Why Newspaper Advertising Prospers While Readership Declines

Jupiter Research analyst Niki Scevak, who covers advertising and media forecasting, seems perplex at how expenditures on newspaper advertising can grow while newspaper readership declines:

    A post by fellow Jup blogger David Card got me thinking more about advertising’s supposed axiom: the dollars follow the consumer. The reality, as we know, is they don’t. Measurement has a little bit to do with it (it doesn’t matter if the Internet has a great measurement system if TV et al don’t have similarly great systems). But ultimately the responsibility rests with the marketers and the agencies they employ. With history as a guide, they have done an increasingly terrible job. IT managers never get fired for buying IBM, and ad agencies never get fired for recommending TV. People shrug their shoulders and say it will be different in 20 years, but I am not so sure.

    Let’s take Newspapers as an example. Arnold Kling and Vin Crosbie both have penned thoughtful pieces that every media type should read, but they both have overly pessimistic conclusions. Vin points to a particularly interesting data point from the Newspaper Association of America that shows that the percentage of Americans who read a newspaper daily has decreased from 81% in 1964 to 58% in 1997. That means that the number of readers grew from 95m to only 112m. But, advertising spending on newspapers grew from $4.1bn to $41.3bn over the same period. Go figure.

    Increasing your readers by one fifth but growing your advertising ten fold? What a way to ‘die a slow death’.

As a matter of fact, it’s death by freezing. To understand what advertisers are doing, imagine that you’re standing on the ice of the Arctic Sea when suddenly that ice beneath you begins fracturing into pieces. Wouldn’t you jump onto the largest remaining block of ice that you could find?

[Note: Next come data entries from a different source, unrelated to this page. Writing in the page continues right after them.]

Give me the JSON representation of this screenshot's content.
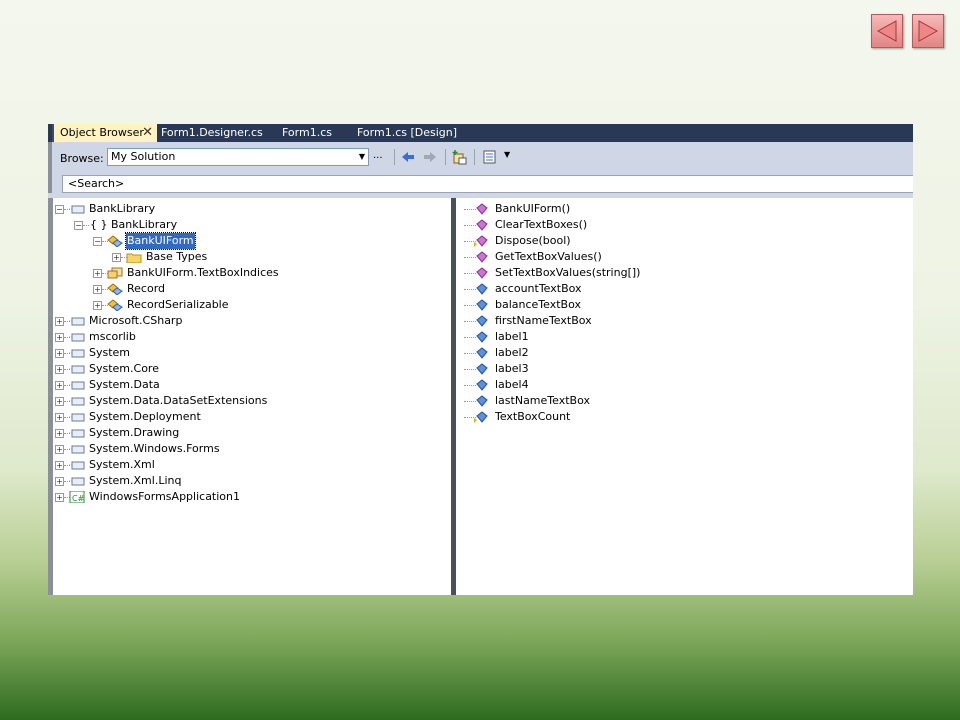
{
  "tabs": [
    {
      "label": "Object Browser",
      "active": true,
      "close": "✕"
    },
    {
      "label": "Form1.Designer.cs"
    },
    {
      "label": "Form1.cs"
    },
    {
      "label": "Form1.cs [Design]"
    }
  ],
  "toolbar": {
    "browse_label": "Browse:",
    "browse_value": "My Solution",
    "customize_label": "...",
    "search_placeholder": "<Search>"
  },
  "tree": [
    {
      "label": "BankLibrary",
      "icon": "assembly-icon",
      "expander": "−"
    },
    {
      "label": "{ } BankLibrary",
      "icon": "namespace-icon",
      "expander": "−"
    },
    {
      "label": "BankUIForm",
      "icon": "class-icon",
      "expander": "−",
      "selected": true
    },
    {
      "label": "Base Types",
      "icon": "folder-icon",
      "expander": "+"
    },
    {
      "label": "BankUIForm.TextBoxIndices",
      "icon": "enum-icon",
      "expander": "+"
    },
    {
      "label": "Record",
      "icon": "class-icon",
      "expander": "+"
    },
    {
      "label": "RecordSerializable",
      "icon": "class-icon",
      "expander": "+"
    },
    {
      "label": "Microsoft.CSharp",
      "icon": "assembly-icon",
      "expander": "+"
    },
    {
      "label": "mscorlib",
      "icon": "assembly-icon",
      "expander": "+"
    },
    {
      "label": "System",
      "icon": "assembly-icon",
      "expander": "+"
    },
    {
      "label": "System.Core",
      "icon": "assembly-icon",
      "expander": "+"
    },
    {
      "label": "System.Data",
      "icon": "assembly-icon",
      "expander": "+"
    },
    {
      "label": "System.Data.DataSetExtensions",
      "icon": "assembly-icon",
      "expander": "+"
    },
    {
      "label": "System.Deployment",
      "icon": "assembly-icon",
      "expander": "+"
    },
    {
      "label": "System.Drawing",
      "icon": "assembly-icon",
      "expander": "+"
    },
    {
      "label": "System.Windows.Forms",
      "icon": "assembly-icon",
      "expander": "+"
    },
    {
      "label": "System.Xml",
      "icon": "assembly-icon",
      "expander": "+"
    },
    {
      "label": "System.Xml.Linq",
      "icon": "assembly-icon",
      "expander": "+"
    },
    {
      "label": "WindowsFormsApplication1",
      "icon": "project-icon",
      "expander": "+"
    }
  ],
  "members": [
    {
      "label": "BankUIForm()",
      "icon": "method-icon"
    },
    {
      "label": "ClearTextBoxes()",
      "icon": "method-icon"
    },
    {
      "label": "Dispose(bool)",
      "icon": "protected-method-icon"
    },
    {
      "label": "GetTextBoxValues()",
      "icon": "method-icon"
    },
    {
      "label": "SetTextBoxValues(string[])",
      "icon": "method-icon"
    },
    {
      "label": "accountTextBox",
      "icon": "field-icon"
    },
    {
      "label": "balanceTextBox",
      "icon": "field-icon"
    },
    {
      "label": "firstNameTextBox",
      "icon": "field-icon"
    },
    {
      "label": "label1",
      "icon": "field-icon"
    },
    {
      "label": "label2",
      "icon": "field-icon"
    },
    {
      "label": "label3",
      "icon": "field-icon"
    },
    {
      "label": "label4",
      "icon": "field-icon"
    },
    {
      "label": "lastNameTextBox",
      "icon": "field-icon"
    },
    {
      "label": "TextBoxCount",
      "icon": "protected-field-icon"
    }
  ],
  "colors": {
    "tab_bar": "#293955",
    "active_tab": "#fff3c2",
    "selection": "#316ac5",
    "method": "#c030c0",
    "field": "#2060d0"
  }
}
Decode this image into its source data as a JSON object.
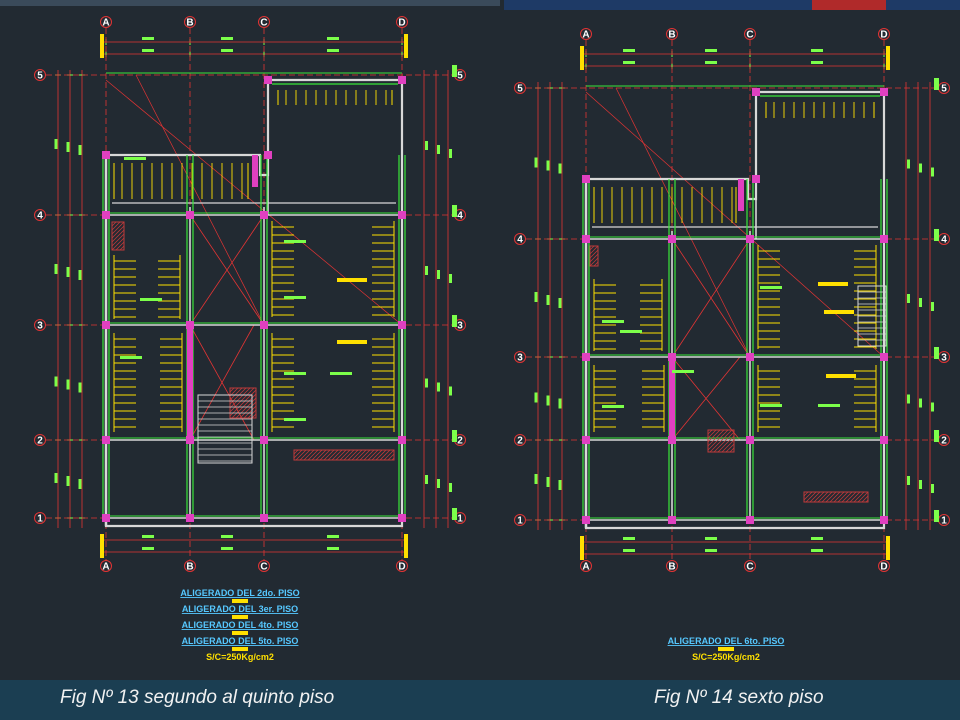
{
  "colors": {
    "background": "#222a32",
    "axis": "#e23434",
    "walls": "#d8d8d8",
    "beams": "#39e639",
    "columns": "#e040c0",
    "text_green": "#7cff4a",
    "text_yellow": "#ffe000",
    "text_cyan": "#56c8ff",
    "hatch": "#c03a3a"
  },
  "left_plan": {
    "top_axes": [
      "A",
      "B",
      "C",
      "D"
    ],
    "bottom_axes": [
      "A",
      "B",
      "C",
      "D"
    ],
    "row_axes": [
      "5",
      "4",
      "3",
      "2",
      "1"
    ],
    "legend": [
      "ALIGERADO DEL 2do. PISO",
      "ALIGERADO DEL 3er. PISO",
      "ALIGERADO DEL 4to. PISO",
      "ALIGERADO DEL 5to. PISO"
    ],
    "load": "S/C=250Kg/cm2"
  },
  "right_plan": {
    "top_axes": [
      "A",
      "B",
      "C",
      "D"
    ],
    "bottom_axes": [
      "A",
      "B",
      "C",
      "D"
    ],
    "row_axes": [
      "5",
      "4",
      "3",
      "2",
      "1"
    ],
    "legend": [
      "ALIGERADO DEL 6to. PISO"
    ],
    "load": "S/C=250Kg/cm2"
  },
  "captions": {
    "left": "Fig Nº 13 segundo al quinto piso",
    "right": "Fig Nº 14 sexto piso"
  }
}
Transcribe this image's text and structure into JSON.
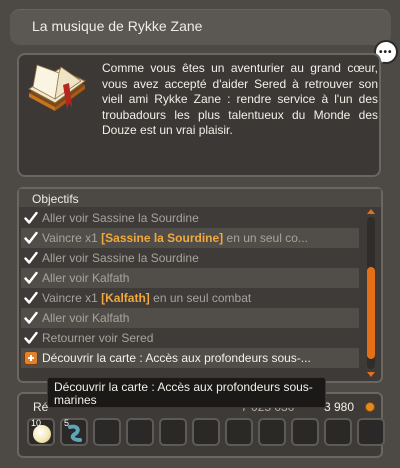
{
  "quest": {
    "title": "La musique de Rykke Zane",
    "description": "Comme vous êtes un aventurier au grand cœur, vous avez accepté d'aider Sered à retrouver son vieil ami Rykke Zane : rendre service à l'un des troubadours les plus talentueux du Monde des Douze est un vrai plaisir."
  },
  "objectives": {
    "header": "Objectifs",
    "items": [
      {
        "before": "Aller voir Sassine la Sourdine",
        "highlight": "",
        "after": "",
        "done": true
      },
      {
        "before": "Vaincre x1 ",
        "highlight": "[Sassine la Sourdine]",
        "after": " en un seul co...",
        "done": true
      },
      {
        "before": "Aller voir Sassine la Sourdine",
        "highlight": "",
        "after": "",
        "done": true
      },
      {
        "before": "Aller voir Kalfath",
        "highlight": "",
        "after": "",
        "done": true
      },
      {
        "before": "Vaincre x1 ",
        "highlight": "[Kalfath]",
        "after": " en un seul combat",
        "done": true
      },
      {
        "before": "Aller voir Kalfath",
        "highlight": "",
        "after": "",
        "done": true
      },
      {
        "before": "Retourner voir Sered",
        "highlight": "",
        "after": "",
        "done": true
      },
      {
        "before": "Découvrir la carte : Accès aux profondeurs sous-...",
        "highlight": "",
        "after": "",
        "done": false
      }
    ]
  },
  "rewards": {
    "label": "Ré",
    "xp": "7 025 030",
    "kamas": "3 980",
    "slots": [
      {
        "count": "10",
        "item": "orb"
      },
      {
        "count": "5",
        "item": "leech"
      },
      {
        "count": "",
        "item": ""
      },
      {
        "count": "",
        "item": ""
      },
      {
        "count": "",
        "item": ""
      },
      {
        "count": "",
        "item": ""
      },
      {
        "count": "",
        "item": ""
      },
      {
        "count": "",
        "item": ""
      },
      {
        "count": "",
        "item": ""
      },
      {
        "count": "",
        "item": ""
      },
      {
        "count": "",
        "item": ""
      }
    ]
  },
  "tooltip": {
    "text": "Découvrir la carte : Accès aux profondeurs sous-marines"
  },
  "colors": {
    "accent": "#e36f17",
    "highlight": "#f2a83a",
    "done_text": "#a7a39c"
  },
  "icons": {
    "quest": "book-icon",
    "done": "check-icon",
    "pending": "plus-icon",
    "chat": "chat-bubble-icon",
    "kamas": "kamas-icon"
  },
  "scroll": {
    "position": 0.62
  }
}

Advertisers’ media environment used to consist of large masses: TV, the local newspaper, and general interest periodicals (Life, Look, Colliers, and The Saturday Evening Post). Then advances in the evolution of media technologies caused that environment to segment into myriad specific interest blocks — hundreds of speciality magazines and special interest TV channels and millions of special interest Web sites — almost all of which are popular but have markedly diminished the readership of newspapers and the viewership of traditional TV networks.

Faced with that ‘fracturing of audiences’, where have advertising agencies recommend that advertisers land? On TV and newspapers, which have shrunk but still remain relatively larger than each of the special interest segments. [Niki notes that they grew from 95m to 112m readers, a growth of nearly one-fifth (17.9 percent), but the countervailing fact is that the overall (readers and non-readers) population nearly doubled during that time.]

As Niki mentions, no one at the ad agencies ever got fired for recommending TV — or newspapers. Thus has advertising expenditures on newspapers increased by a magnitude while newspaper readership shrunk from 81 percent to 58 percent. Moreover, that increase in ad revenues has made newspaper publishers complacent and helped mask their publications’ readership problems.